Monde germanique
Après quelques tentatives infructueuses pour créer une forme « allemande » de tragédies intégralement chantées, c'est au Nord du Saint-Empire, à Hambourg, que se développe pour la première fois un important répertoire opératique en langue allemande. Quelque 250 oeuvres lyriques, pour la plupart créées en langue vernaculaire par des compositeurs aussi célèbres que Haendel, Keiser ou Telemann, sont représentées sur la scène du Marché aux oies (Gänsemarktoper) entre 1678 et 1740. Cet établissement revêt une dimension exceptionnelle dans l'histoire théâtrale allemande, car il se trouve être à la fois le premier théâtre permanent privé et le premier opéra public de l'espace germanophone.
L'auteur met en évidence les paradigmes ayant infléchi, au lendemain de la guerre de Trente Ans, l'histoire de la cité la plus septentrionale du Saint-Empire et met en lumière la coïncidence entre l'essor fulgurant de la ville hanséatique (qui devient alors, derrière Vienne, la deuxième cité la plus peuplée de l'Empire) et l'émergence tout aussi rapide du genre opératique à la charnière des XVIIe et XVIIIe siècles. Les mutations d'ordre politique, confessionnel et diplomatique survenues après 1648 ont modifié l'espace musical local et contribué à la fois au développement d'un nouveau genre en vogue dans toutes les cours d'Europe et à l'institutionnalisation d'un lieu privé dévolu à ces spectacles.
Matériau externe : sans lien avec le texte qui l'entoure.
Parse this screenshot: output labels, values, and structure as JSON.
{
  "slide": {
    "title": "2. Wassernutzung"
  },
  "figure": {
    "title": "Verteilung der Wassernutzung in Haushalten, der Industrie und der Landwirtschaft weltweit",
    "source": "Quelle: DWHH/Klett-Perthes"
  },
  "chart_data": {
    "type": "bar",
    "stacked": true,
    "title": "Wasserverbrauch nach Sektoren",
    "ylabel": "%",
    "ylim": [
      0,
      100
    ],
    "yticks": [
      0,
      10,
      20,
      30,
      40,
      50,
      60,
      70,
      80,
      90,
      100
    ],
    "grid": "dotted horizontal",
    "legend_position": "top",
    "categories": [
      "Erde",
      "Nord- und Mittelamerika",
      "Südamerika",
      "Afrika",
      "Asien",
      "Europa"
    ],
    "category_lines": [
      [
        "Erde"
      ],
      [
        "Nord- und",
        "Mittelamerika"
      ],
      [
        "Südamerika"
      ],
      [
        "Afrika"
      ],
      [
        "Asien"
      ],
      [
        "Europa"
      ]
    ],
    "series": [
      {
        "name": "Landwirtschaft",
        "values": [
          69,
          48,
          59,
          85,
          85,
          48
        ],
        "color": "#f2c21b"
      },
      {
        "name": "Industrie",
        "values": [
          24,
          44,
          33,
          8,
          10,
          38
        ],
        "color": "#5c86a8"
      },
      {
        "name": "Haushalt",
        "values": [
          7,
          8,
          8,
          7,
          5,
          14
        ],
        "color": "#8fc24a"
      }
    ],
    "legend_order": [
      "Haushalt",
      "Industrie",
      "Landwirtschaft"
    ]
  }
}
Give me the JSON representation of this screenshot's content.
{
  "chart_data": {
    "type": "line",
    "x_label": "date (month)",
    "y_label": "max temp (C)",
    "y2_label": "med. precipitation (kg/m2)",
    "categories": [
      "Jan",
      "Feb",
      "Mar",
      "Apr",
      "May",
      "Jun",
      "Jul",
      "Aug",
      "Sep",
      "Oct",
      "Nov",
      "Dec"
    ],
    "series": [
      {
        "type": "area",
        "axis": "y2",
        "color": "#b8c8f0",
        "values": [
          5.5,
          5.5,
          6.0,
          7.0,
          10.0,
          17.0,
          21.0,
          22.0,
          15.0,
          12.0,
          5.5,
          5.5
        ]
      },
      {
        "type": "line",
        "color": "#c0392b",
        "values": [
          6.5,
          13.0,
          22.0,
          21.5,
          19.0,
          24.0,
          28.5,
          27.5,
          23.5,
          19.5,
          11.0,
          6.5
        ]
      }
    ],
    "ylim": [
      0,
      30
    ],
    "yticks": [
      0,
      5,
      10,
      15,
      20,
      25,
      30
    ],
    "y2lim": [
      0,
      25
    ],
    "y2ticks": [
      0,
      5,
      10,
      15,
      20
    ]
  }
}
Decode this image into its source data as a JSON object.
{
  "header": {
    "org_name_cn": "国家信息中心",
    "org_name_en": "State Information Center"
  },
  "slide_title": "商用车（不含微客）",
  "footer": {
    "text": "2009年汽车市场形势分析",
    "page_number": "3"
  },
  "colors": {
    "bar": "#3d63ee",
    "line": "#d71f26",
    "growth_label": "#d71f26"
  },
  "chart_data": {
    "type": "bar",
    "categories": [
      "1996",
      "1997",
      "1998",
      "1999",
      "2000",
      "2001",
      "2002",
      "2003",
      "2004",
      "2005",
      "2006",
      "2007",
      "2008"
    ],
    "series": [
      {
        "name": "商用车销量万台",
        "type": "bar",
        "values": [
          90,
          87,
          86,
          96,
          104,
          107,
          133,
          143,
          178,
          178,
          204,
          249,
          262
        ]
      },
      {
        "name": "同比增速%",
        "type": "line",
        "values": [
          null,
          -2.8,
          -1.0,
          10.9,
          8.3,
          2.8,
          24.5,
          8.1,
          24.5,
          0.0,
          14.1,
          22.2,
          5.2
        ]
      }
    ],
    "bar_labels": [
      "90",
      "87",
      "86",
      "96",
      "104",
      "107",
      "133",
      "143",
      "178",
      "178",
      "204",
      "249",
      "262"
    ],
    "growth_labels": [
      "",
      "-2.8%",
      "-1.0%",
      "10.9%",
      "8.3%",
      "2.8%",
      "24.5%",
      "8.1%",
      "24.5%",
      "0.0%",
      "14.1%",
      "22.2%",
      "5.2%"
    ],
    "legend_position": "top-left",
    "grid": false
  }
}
Un genre issu des cours catholiques de la péninsule Italienne s'est ainsi établi, dans l'espace germanophone, dans un port marchand, hanséatique, luthérien et bourgeois. Véritable creuset culturel attirant des artistes renommés et des aristocrates curieux d'entendre les nouveaux opéras, le Gänsemarktoper contribua à faire de la Ville libre l'« idéal-type » d'une nouvelle culture urbaine à l'époque de la première modernité.